2012 Swiss television film

Hunkeler und die Augen des Ödipus (lit. 'Hunkeler and the Eyes of Oedipus) is a 2012 Swiss German-language television crime film directed by Christian von Castelberg and starring Mathias Gnädinger as Kommissär Peter Hunkeler. Based on Hansjörg Schneider’s novel of the same name, it was the sixth Hunkeler film starring Gnädinger. Marie Leuenberger won the Swiss Television Film Award for Best Actress for her performance as Beate Keller at the Solothurn Film Festival in 2013.

== Synopsis ==
Retired Basel police inspector Peter Hunkeler hopes to reconnect with his long-standing interest in theatre. After a controversial premiere of Oedipus Rex at Theater Basel, director and actor Bernhard Vetter is found dead in the Rhine with his eyes removed. As Hunkeler's successor Madörin focuses on Vetter's former lover, Hunkeler begins investigating the case himself, but his instincts do not serve him as well as usual.

== Cast ==
The cast includes:
- Mathias Gnädinger as Kommissar Peter Hunkeler
- Charlotte Heinimann as Hedwig
- Marie Leuenberger as Beate Keller
- Barbara Melzl as Judith Keller
- Axel Milberg as Bernhard Vetter

== Production ==
Hunkeler und die Augen des Ödipus was the sixth Hunkeler film starring Mathias Gnädinger. The film is based on Hansjörg Schneider’s novel Hunkeler und die Augen des Ödipus.' In a 2013 interview with SRF, Mathias Gnädinger said that Hansjörg Schneider had insisted on his casting as Kommissär Hunkeler.
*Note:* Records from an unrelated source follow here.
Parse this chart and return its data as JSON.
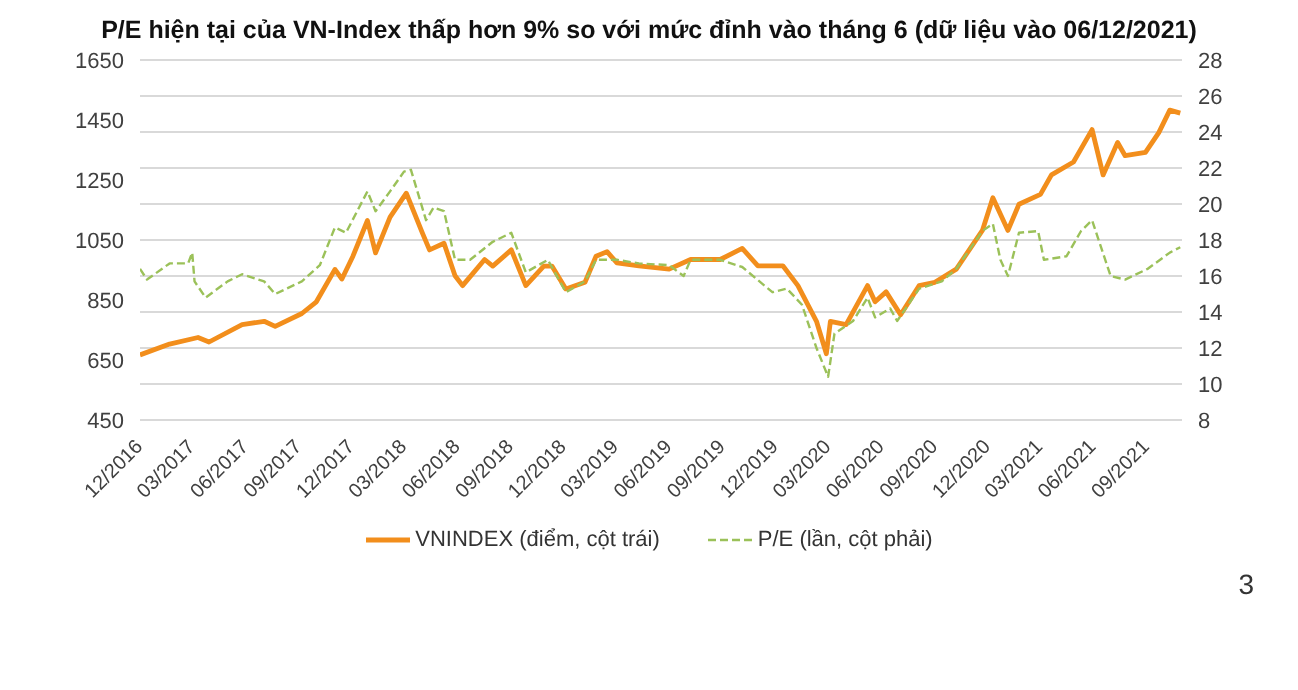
{
  "chart_data": {
    "type": "line",
    "title": "P/E hiện tại của VN-Index thấp hơn 9% so với mức đỉnh vào tháng 6 (dữ liệu vào 06/12/2021)",
    "series": [
      {
        "name": "VNINDEX (điểm, cột trái)",
        "color": "#f28e1c",
        "line_style": "solid",
        "x": [
          "2016-12-01",
          "2017-01-21",
          "2017-03-11",
          "2017-03-30",
          "2017-05-26",
          "2017-07-03",
          "2017-07-22",
          "2017-09-06",
          "2017-10-01",
          "2017-11-02",
          "2017-11-14",
          "2017-12-03",
          "2017-12-28",
          "2018-01-11",
          "2018-02-05",
          "2018-03-05",
          "2018-04-02",
          "2018-04-14",
          "2018-05-09",
          "2018-05-28",
          "2018-06-10",
          "2018-07-18",
          "2018-08-01",
          "2018-09-02",
          "2018-09-27",
          "2018-10-28",
          "2018-11-11",
          "2018-12-05",
          "2019-01-07",
          "2019-01-26",
          "2019-02-14",
          "2019-03-03",
          "2019-04-10",
          "2019-06-01",
          "2019-07-08",
          "2019-08-28",
          "2019-10-05",
          "2019-11-01",
          "2019-12-14",
          "2020-01-09",
          "2020-02-10",
          "2020-02-27",
          "2020-03-05",
          "2020-04-01",
          "2020-05-08",
          "2020-05-21",
          "2020-06-09",
          "2020-07-04",
          "2020-08-05",
          "2020-09-01",
          "2020-10-08",
          "2020-11-22",
          "2020-12-10",
          "2021-01-05",
          "2021-01-24",
          "2021-03-02",
          "2021-03-21",
          "2021-04-28",
          "2021-05-30",
          "2021-06-18",
          "2021-07-13",
          "2021-07-26",
          "2021-08-30",
          "2021-09-22",
          "2021-10-11",
          "2021-10-29"
        ],
        "values": [
          667,
          703,
          725,
          710,
          768,
          779,
          762,
          805,
          844,
          952,
          920,
          996,
          1115,
          1007,
          1126,
          1206,
          1072,
          1017,
          1039,
          931,
          898,
          985,
          963,
          1017,
          898,
          963,
          963,
          887,
          909,
          996,
          1011,
          974,
          964,
          953,
          985,
          985,
          1022,
          964,
          964,
          898,
          779,
          671,
          779,
          768,
          898,
          844,
          877,
          801,
          898,
          909,
          953,
          1082,
          1191,
          1082,
          1169,
          1202,
          1267,
          1310,
          1418,
          1267,
          1375,
          1331,
          1342,
          1408,
          1483,
          1473
        ]
      },
      {
        "name": "P/E (lần, cột phải)",
        "color": "#9bc159",
        "line_style": "dashed",
        "axis": "y2",
        "x": [
          "2016-12-01",
          "2016-12-13",
          "2017-01-21",
          "2017-02-22",
          "2017-03-01",
          "2017-03-05",
          "2017-03-24",
          "2017-05-01",
          "2017-05-26",
          "2017-07-03",
          "2017-07-22",
          "2017-09-06",
          "2017-10-07",
          "2017-11-02",
          "2017-11-21",
          "2017-12-28",
          "2018-01-11",
          "2018-02-05",
          "2018-03-01",
          "2018-03-13",
          "2018-04-08",
          "2018-04-21",
          "2018-05-09",
          "2018-05-28",
          "2018-06-23",
          "2018-08-01",
          "2018-09-02",
          "2018-09-27",
          "2018-11-04",
          "2018-12-05",
          "2019-01-07",
          "2019-01-26",
          "2019-03-03",
          "2019-04-10",
          "2019-06-01",
          "2019-06-26",
          "2019-07-08",
          "2019-08-28",
          "2019-10-05",
          "2019-11-26",
          "2019-12-21",
          "2020-01-16",
          "2020-02-10",
          "2020-03-01",
          "2020-03-12",
          "2020-04-13",
          "2020-05-08",
          "2020-05-21",
          "2020-06-16",
          "2020-06-28",
          "2020-08-05",
          "2020-09-13",
          "2020-10-08",
          "2020-11-22",
          "2020-12-10",
          "2020-12-23",
          "2021-01-05",
          "2021-01-24",
          "2021-02-26",
          "2021-03-08",
          "2021-04-16",
          "2021-05-11",
          "2021-05-30",
          "2021-07-01",
          "2021-07-26",
          "2021-09-03",
          "2021-10-11",
          "2021-10-29"
        ],
        "values": [
          16.4,
          15.8,
          16.7,
          16.7,
          17.3,
          15.7,
          14.8,
          15.7,
          16.1,
          15.7,
          15.0,
          15.7,
          16.6,
          18.7,
          18.4,
          20.7,
          19.6,
          20.7,
          21.8,
          21.9,
          19.1,
          19.8,
          19.6,
          16.9,
          16.9,
          17.9,
          18.4,
          16.2,
          16.9,
          15.1,
          15.7,
          16.9,
          16.9,
          16.7,
          16.6,
          16.0,
          16.9,
          16.9,
          16.5,
          15.1,
          15.3,
          14.4,
          12.0,
          10.4,
          12.8,
          13.5,
          14.8,
          13.7,
          14.2,
          13.5,
          15.3,
          15.7,
          16.4,
          18.5,
          18.9,
          16.9,
          16.0,
          18.4,
          18.5,
          16.9,
          17.1,
          18.5,
          19.1,
          16.0,
          15.8,
          16.4,
          17.3,
          17.6
        ]
      }
    ],
    "xlim": [
      "2016-12-01",
      "2021-11-01"
    ],
    "xticks": [
      {
        "value": "2016-12",
        "label": "12/2016"
      },
      {
        "value": "2017-03",
        "label": "03/2017"
      },
      {
        "value": "2017-06",
        "label": "06/2017"
      },
      {
        "value": "2017-09",
        "label": "09/2017"
      },
      {
        "value": "2017-12",
        "label": "12/2017"
      },
      {
        "value": "2018-03",
        "label": "03/2018"
      },
      {
        "value": "2018-06",
        "label": "06/2018"
      },
      {
        "value": "2018-09",
        "label": "09/2018"
      },
      {
        "value": "2018-12",
        "label": "12/2018"
      },
      {
        "value": "2019-03",
        "label": "03/2019"
      },
      {
        "value": "2019-06",
        "label": "06/2019"
      },
      {
        "value": "2019-09",
        "label": "09/2019"
      },
      {
        "value": "2019-12",
        "label": "12/2019"
      },
      {
        "value": "2020-03",
        "label": "03/2020"
      },
      {
        "value": "2020-06",
        "label": "06/2020"
      },
      {
        "value": "2020-09",
        "label": "09/2020"
      },
      {
        "value": "2020-12",
        "label": "12/2020"
      },
      {
        "value": "2021-03",
        "label": "03/2021"
      },
      {
        "value": "2021-06",
        "label": "06/2021"
      },
      {
        "value": "2021-09",
        "label": "09/2021"
      }
    ],
    "ylim": [
      450,
      1650
    ],
    "yticks": [
      450,
      650,
      850,
      1050,
      1250,
      1450,
      1650
    ],
    "y2lim": [
      8,
      28
    ],
    "y2ticks": [
      8,
      10,
      12,
      14,
      16,
      18,
      20,
      22,
      24,
      26,
      28
    ],
    "grid": "y",
    "legend": "bottom",
    "marker": "none",
    "annotations": [
      "3"
    ]
  }
}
SRF described Kommissär Hunkeler as Mathias Gnädinger's most personal role.

== Reception ==

=== Awards ===
At the Solothurn Film Festival in January 2013, Marie Leuenberger won the Swiss Television Film Award for Best Actress for her performance as Beate Keller.

=== Critical response ===
Filmdienst described the film as an ambitious television crime drama and praised Mathias Gnädinger in the lead role.

== Festival screenings ==
The film premiered in March 2012. It was later screened at festivals including the Solothurn Film Festival in January 2013.